To answer that question honestly, you first need to confront the demographic truths: the classical audience is, on average, at least a decade older now than when I started, if not more. But I also think the audience is more adventurous, more open to new sounds, now than then. That could be in large part because there are lots more new sounds now worth getting excited about now than then. But you’ve never been able to prove the canard about stuffy, stuck-in-the-past classical fans by me.
How do you connect with your listener, even though you’re sitting by yourself in a studio for 4 hours?
Either you can stay connected with the listener, hour by hour, day by day, or you shouldn’t be in radio. Every time you turn on your microphone, someone’s just tuned in and hearing you for the first time that day, possibly for the first time ever.
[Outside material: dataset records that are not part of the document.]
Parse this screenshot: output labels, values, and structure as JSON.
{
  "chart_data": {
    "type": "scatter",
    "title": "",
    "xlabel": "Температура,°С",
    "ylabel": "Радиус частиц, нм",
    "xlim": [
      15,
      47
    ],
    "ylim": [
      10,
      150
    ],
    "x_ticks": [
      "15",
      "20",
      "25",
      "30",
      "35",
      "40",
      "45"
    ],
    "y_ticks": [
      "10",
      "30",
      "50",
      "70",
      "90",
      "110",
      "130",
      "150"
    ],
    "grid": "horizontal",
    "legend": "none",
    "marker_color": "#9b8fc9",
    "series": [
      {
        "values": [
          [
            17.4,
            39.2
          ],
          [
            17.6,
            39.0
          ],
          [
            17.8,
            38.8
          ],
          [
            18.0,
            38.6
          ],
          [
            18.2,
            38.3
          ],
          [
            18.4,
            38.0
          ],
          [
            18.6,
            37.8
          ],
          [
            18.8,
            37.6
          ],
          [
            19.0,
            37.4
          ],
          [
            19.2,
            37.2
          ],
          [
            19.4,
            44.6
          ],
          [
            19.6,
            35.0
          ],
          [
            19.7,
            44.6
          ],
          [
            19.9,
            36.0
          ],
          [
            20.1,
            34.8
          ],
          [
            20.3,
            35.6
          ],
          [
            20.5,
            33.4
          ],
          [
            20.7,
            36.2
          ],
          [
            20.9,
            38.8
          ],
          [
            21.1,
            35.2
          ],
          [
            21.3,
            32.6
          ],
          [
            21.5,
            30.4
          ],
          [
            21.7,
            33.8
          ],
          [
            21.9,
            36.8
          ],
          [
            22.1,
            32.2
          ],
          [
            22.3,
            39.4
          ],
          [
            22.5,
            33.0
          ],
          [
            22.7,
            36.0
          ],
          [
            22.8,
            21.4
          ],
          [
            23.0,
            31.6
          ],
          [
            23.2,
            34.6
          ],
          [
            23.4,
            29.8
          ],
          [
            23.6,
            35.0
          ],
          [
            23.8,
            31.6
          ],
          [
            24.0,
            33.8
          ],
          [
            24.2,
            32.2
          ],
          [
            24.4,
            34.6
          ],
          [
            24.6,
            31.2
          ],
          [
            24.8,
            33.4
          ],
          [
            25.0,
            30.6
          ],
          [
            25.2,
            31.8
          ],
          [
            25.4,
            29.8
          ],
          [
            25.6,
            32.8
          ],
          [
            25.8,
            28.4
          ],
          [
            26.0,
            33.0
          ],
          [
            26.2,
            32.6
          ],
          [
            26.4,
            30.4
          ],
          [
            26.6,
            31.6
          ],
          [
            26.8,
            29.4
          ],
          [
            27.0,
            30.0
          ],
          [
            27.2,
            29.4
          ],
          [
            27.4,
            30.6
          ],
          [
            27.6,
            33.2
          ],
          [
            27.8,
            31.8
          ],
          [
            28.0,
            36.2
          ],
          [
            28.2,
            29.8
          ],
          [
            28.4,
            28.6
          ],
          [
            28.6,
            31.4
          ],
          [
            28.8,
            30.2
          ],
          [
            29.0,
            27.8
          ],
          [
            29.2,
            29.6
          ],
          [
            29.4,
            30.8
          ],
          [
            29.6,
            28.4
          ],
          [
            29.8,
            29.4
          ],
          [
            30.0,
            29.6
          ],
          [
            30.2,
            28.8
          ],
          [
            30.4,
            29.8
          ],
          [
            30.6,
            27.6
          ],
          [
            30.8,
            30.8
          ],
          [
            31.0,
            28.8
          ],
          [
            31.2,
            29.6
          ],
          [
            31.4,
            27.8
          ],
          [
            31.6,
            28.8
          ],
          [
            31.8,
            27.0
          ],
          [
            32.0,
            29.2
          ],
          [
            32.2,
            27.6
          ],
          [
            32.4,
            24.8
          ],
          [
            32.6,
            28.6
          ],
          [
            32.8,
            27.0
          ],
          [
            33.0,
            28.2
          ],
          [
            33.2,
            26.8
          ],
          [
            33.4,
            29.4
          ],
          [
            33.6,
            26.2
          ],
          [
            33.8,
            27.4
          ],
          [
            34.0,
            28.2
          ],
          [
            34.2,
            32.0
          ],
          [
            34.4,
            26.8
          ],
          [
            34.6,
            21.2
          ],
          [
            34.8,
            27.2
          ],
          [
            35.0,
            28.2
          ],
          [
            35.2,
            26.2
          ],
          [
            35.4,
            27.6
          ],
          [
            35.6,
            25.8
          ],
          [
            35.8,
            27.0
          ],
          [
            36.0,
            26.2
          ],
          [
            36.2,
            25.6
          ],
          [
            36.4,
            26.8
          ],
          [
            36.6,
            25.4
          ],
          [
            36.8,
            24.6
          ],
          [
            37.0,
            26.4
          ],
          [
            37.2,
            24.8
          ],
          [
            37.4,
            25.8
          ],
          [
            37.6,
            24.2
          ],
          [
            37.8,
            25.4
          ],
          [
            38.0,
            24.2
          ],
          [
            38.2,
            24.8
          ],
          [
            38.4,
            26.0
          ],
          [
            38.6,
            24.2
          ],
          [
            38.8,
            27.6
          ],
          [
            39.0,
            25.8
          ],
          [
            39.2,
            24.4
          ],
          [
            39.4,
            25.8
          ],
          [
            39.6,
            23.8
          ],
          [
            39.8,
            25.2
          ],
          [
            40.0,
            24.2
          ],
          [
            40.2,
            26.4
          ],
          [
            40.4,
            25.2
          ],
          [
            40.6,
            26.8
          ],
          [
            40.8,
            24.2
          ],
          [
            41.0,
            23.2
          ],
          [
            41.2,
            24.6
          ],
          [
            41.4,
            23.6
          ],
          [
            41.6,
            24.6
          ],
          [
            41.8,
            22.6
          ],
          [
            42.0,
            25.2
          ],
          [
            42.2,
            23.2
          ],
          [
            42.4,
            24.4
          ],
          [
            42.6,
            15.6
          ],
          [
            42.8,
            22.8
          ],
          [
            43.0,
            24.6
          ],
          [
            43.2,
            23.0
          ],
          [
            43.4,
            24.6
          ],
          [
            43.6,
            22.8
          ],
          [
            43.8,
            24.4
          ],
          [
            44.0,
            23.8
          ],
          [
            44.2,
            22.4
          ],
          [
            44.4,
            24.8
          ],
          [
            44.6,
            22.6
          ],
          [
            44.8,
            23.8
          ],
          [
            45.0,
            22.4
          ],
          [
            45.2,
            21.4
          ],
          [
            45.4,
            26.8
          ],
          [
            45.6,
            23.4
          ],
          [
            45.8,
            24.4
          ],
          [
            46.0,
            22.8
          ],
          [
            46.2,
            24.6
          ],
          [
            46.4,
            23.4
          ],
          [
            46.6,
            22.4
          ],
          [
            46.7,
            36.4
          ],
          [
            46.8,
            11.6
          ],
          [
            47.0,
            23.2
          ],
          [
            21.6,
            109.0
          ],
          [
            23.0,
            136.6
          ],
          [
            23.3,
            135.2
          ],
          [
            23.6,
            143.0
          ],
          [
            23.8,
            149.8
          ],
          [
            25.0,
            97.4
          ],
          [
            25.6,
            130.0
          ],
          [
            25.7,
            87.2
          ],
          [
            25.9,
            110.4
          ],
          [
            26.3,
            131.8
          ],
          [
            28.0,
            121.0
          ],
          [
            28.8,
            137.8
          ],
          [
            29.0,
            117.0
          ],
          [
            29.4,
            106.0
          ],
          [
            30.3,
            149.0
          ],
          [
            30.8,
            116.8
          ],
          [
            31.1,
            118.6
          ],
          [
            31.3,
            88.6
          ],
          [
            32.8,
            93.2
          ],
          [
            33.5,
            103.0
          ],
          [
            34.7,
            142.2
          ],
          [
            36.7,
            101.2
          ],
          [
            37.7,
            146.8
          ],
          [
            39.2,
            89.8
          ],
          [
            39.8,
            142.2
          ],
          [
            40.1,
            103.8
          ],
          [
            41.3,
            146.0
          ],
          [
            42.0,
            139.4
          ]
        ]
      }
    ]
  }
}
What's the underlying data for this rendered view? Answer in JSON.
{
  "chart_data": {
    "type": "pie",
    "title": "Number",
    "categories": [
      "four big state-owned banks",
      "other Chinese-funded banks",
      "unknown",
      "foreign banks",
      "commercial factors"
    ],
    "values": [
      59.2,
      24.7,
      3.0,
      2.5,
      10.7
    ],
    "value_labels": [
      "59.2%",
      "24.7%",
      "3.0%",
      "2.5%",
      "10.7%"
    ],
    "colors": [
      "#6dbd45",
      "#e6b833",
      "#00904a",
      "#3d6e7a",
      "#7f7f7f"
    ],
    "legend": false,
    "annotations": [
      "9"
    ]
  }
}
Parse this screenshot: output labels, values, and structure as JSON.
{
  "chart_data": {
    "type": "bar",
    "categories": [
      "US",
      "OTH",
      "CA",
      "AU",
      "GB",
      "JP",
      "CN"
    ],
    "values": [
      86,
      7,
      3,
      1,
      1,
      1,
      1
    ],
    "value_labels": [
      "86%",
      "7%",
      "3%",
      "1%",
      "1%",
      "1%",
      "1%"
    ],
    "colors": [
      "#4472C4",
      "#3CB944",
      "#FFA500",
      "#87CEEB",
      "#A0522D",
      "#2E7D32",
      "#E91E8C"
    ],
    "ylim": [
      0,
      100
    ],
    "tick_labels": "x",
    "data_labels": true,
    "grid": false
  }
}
What qualifies a piece of music for that all-important first slot of the day?
To start the classical show, coming out of news, you want something brief, but which has plenty of character right from the first note. The classical regulars will tune in on their regular schedules, but the first piece has to grab the ears of someone who’s been listening to the news, and compel them to keep their radios on and set to NEPR. It could be fast or slow, soft or loud, something new or an old favorite. But it needs to make the listener pay attention.
What do you see as the driving force for composers going in and out of fashion?
The music we choose from the past tends to be the music that conforms best to our present cultural tastes. For instance, the tremendous rise in interest in early music, performed as authentically as possible, could be seen as paralleling everything from the counter-cultural retreat from “establishment” values to the search for “natural” lifestyles, with its idealization of the pastoral, pre-industrial past. Among the professional taste-makers and at least a segment of the audience, any music that invites charges of sentimentality or superficial virtuosity is currently out-of-fashion, as one could see in the many articles critical of Franz Liszt during his 2011 bicentennial. And the incredible rise of Gustav Mahler over the last generation also says something about our thirst for profundity and the “big statement.” But generally, the composers we prize most from the past were also highly regarded during their own times. And the vast majority of composers receive almost all of their performances during their lifetimes, after which they are immediately and permanently forgotten. That may sound cruel, but isn’t it also better than the opposite?
What are you listening to outside of the classical genre?
Let’s see – I’m enjoying Arcade Fire’s latest, “Reflektor,” though I need another listen or two to really get to know it. I’ve been listening a lot lately to the early spiritual recordings of the Rev. Gary Davis – his intense vocals and amazing guitar work are simply astonishing, and affect me deeply. The Wife and I greatly enjoy Paul McCartney’s “New” album – the old fellow has still got it! One of my sources (thanks, Josh) recently turned me on to the British guitarist James Blackshaw; now I rarely go more than a few days without rewiring my brain with a couple of his mesmerizing things. The new Nine Inch Nails album, “Hesitation Marks,” has been in my CD player a lot lately. But that’s this week. Who knows what it will be next week? I can’t wait to find out!
What’s next for you? What are your plans for 2014?
Frankly, whatever answer I give to that question is as likely as not to end up wrong, since I won’t really know until I get there. But I can be sure that there will still be lots of music – listening, writing, concert presenting and concert attending. Travel too, not to mention food and wine. I’m sure I’ll miss daily contact with listeners and colleagues, who’ve all been sensational. But it’s someone else’s turn to have the privilege, and my turn to pursue some personal interests. I’m sure I’ll run into lots of listeners at concerts and other events, so it’s not “good-bye,” it’s “arrivederci” — see you later!